Integrado no processo de modernização dos postos fronteiriços, conduzido pelo Comité de Gestão Coordenada de Fronteiras (CGCF), o Conecta Angola Comercial surge como uma solução estratégica para garantir acesso à internet em regiões onde as infra-estruturas tradicionais não chegam.
A iniciativa é coordenada pelo Ministério das Finanças, co-coordenada pelo Ministério do Interior, e conta com a participação do Ministério das Telecomunicações, Tecnologias de Informação e Comunicação Social (MINTTICS), reforçando o alinhamento institucional em torno da transformação digital.
Num dos mais recentes avanços, foi instalada uma antena VSAT no novo Posto Fronteiriço do Luvo, sob coordenação da Unidade Técnica Central, liderada pela Administração Geral Tributária (AGT). A infra-estrutura assegura ligação directa ao satélite ANGOSAT-2, permitindo melhorar significativamente o acesso à internet naquela região.
Com esta implementação, passa a ser possível garantir comunicação local eficiente, bem como a interligação com outros postos fronteiriços a nível nacional, contribuindo para maior fluidez nas operações, controlo mais eficaz e dinamização das trocas comerciais formais.
A aposta em conectividade via satélite revela-se essencial sobretudo em zonas remotas e de difícil acesso, onde soluções baseadas em fibra óptica ou redes móveis apresentam limitações técnicas e operacionais.

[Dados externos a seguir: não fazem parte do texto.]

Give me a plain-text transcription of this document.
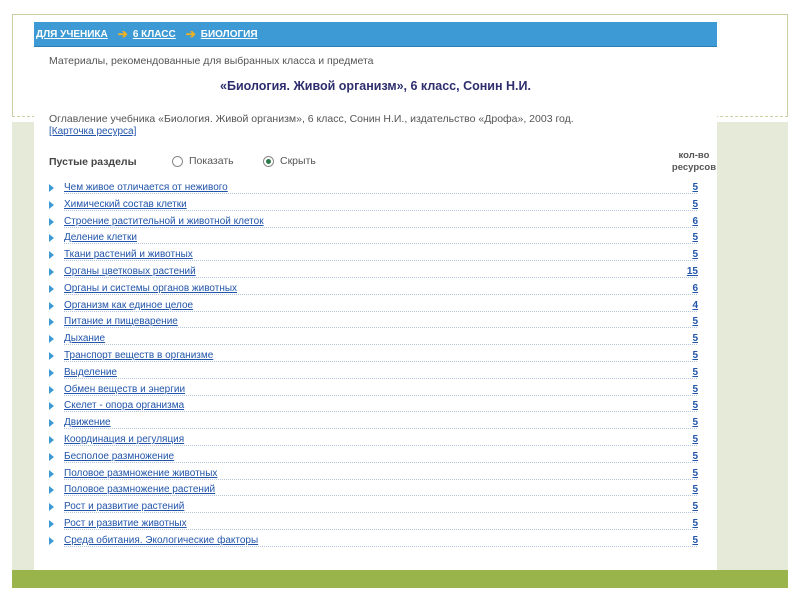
ДЛЯ УЧЕНИКА ➔ 6 КЛАСС ➔ БИОЛОГИЯ
Материалы, рекомендованные для выбранных класса и предмета
«Биология. Живой организм», 6 класс, Сонин Н.И.
Оглавление учебника «Биология. Живой организм», 6 класс, Сонин Н.И., издательство «Дрофа», 2003 год.
[Карточка ресурса]
Пустые разделы	Показать	Скрыть	кол-во ресурсов
Чем живое отличается от неживого	5
Химический состав клетки	5
Строение растительной и животной клеток	6
Деление клетки	5
Ткани растений и животных	5
Органы цветковых растений	15
Органы и системы органов животных	6
Организм как единое целое	4
Питание и пищеварение	5
Дыхание	5
Транспорт веществ в организме	5
Выделение	5
Обмен веществ и энергии	5
Скелет - опора организма	5
Движение	5
Координация и регуляция	5
Бесполое размножение	5
Половое размножение животных	5
Половое размножение растений	5
Рост и развитие растений	5
Рост и развитие животных	5
Среда обитания. Экологические факторы	5
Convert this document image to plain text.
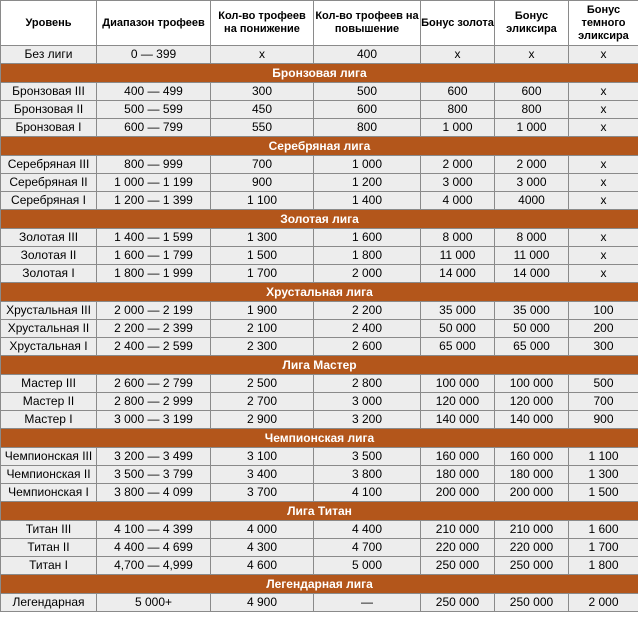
Уровень	Диапазон трофеев	Кол-во трофеев на понижение	Кол-во трофеев на повышение	Бонус золота	Бонус эликсира	Бонус темного эликсира
Без лиги	0 — 399	x	400	x	x	x
Бронзовая лига						
Бронзовая III	400 — 499	300	500	600	600	x
Бронзовая II	500 — 599	450	600	800	800	x
Бронзовая I	600 — 799	550	800	1 000	1 000	x
Серебряная лига						
Серебряная III	800 — 999	700	1 000	2 000	2 000	x
Серебряная II	1 000 — 1 199	900	1 200	3 000	3 000	x
Серебряная I	1 200 — 1 399	1 100	1 400	4 000	4000	x
Золотая лига						
Золотая III	1 400 — 1 599	1 300	1 600	8 000	8 000	x
Золотая II	1 600 — 1 799	1 500	1 800	11 000	11 000	x
Золотая I	1 800 — 1 999	1 700	2 000	14 000	14 000	x
Хрустальная лига						
Хрустальная III	2 000 — 2 199	1 900	2 200	35 000	35 000	100
Хрустальная II	2 200 — 2 399	2 100	2 400	50 000	50 000	200
Хрустальная I	2 400 — 2 599	2 300	2 600	65 000	65 000	300
Лига Мастер						
Мастер III	2 600 — 2 799	2 500	2 800	100 000	100 000	500
Мастер II	2 800 — 2 999	2 700	3 000	120 000	120 000	700
Мастер I	3 000 — 3 199	2 900	3 200	140 000	140 000	900
Чемпионская лига						
Чемпионская III	3 200 — 3 499	3 100	3 500	160 000	160 000	1 100
Чемпионская II	3 500 — 3 799	3 400	3 800	180 000	180 000	1 300
Чемпионская I	3 800 — 4 099	3 700	4 100	200 000	200 000	1 500
Лига Титан						
Титан III	4 100 — 4 399	4 000	4 400	210 000	210 000	1 600
Титан II	4 400 — 4 699	4 300	4 700	220 000	220 000	1 700
Титан I	4,700 — 4,999	4 600	5 000	250 000	250 000	1 800
Легендарная лига						
Легендарная	5 000+	4 900	—	250 000	250 000	2 000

Para além do impacto na modernização dos serviços públicos, o projecto destaca-se também pelo envolvimento de startups nacionais no âmbito do Programa Espacial Nacional, promovendo a inovação tecnológica, o empreendedorismo jovem e a criação de emprego qualificado.
A iniciativa enquadra-se na estratégia do Executivo angolano de expandir a inclusão digital e acelerar a transformação tecnológica do país, utilizando infra-estruturas espaciais como alavanca para o desenvolvimento económico e social.